Overgrazing on the Valley floor resulted in trampled soil and bare spots, both inviting invasion by ponderosa pines and incense-cedars. Prohibition of fires insured the survival of young conifers which, as they matured, shaded out the once co-dominant black oaks. Finally, lowering the water table through blasting and ditching hastened this conifer invasion of the meadows. Throughout the 20th century the Valley's plant community has been largely a dense conifer forest with neatly defined, gardened meadows, not an open conifer-oak woodland.

Thanks to the Yosemite Fund (which you should join), the underfunded Park Service is now able to reverse some of the past damage. It has aided endangered peregrine falcons, great gray owls, and bighorn sheep, and has restored some meadows to more natural conditions. But how does one deal with the top predator, man?

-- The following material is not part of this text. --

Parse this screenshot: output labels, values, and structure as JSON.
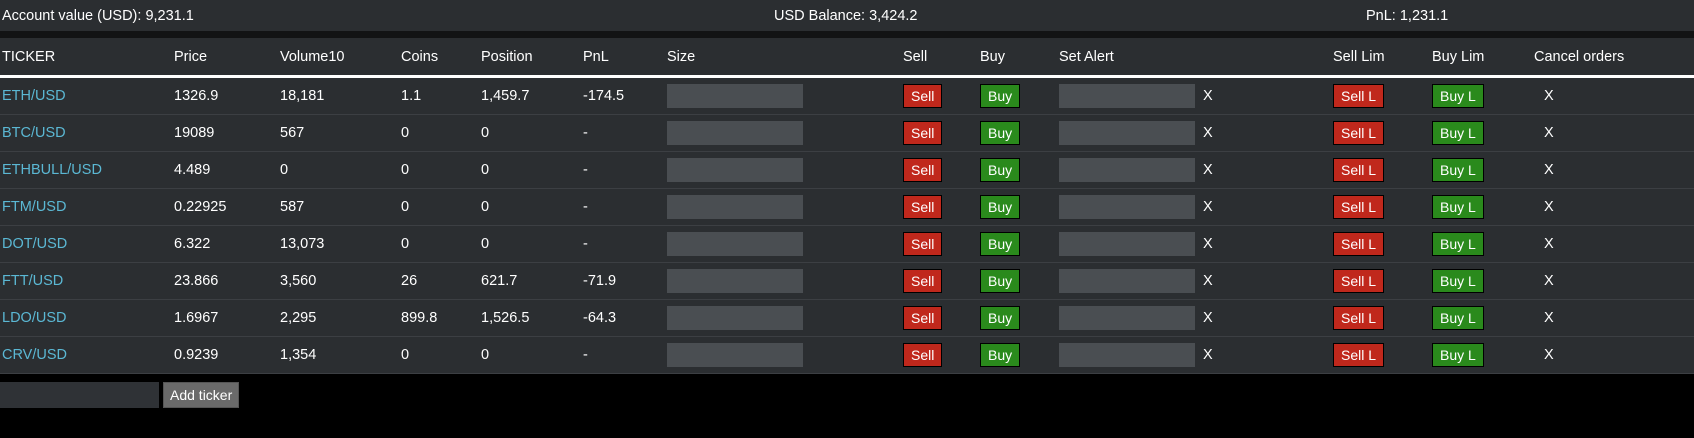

The millions of annual visitors often has been perceived as the foremost threat to Yosemite's fauna and flora. However, the most pernicious threats usually go unseen and are beyond the control of the Park Service: man-induced global warming, increasing atmospheric pollution, upper-atmosphere ozone depletion, and habitat loss in middle and lower elevations of the Sierra Nevada and elsewhere in the Americas. The latter is of particular concern for Yosemite's birds, which in the fall typically migrate to lower elevations or to lower latitudes, such as to Central America. But everywhere the mounting human population is destroying habitat and the life it once held. For example, each person added to California ultimately causes enough habitat destruction to destroy, on average, up to one ton of animals, plants, and micro-organisms-something to ponder.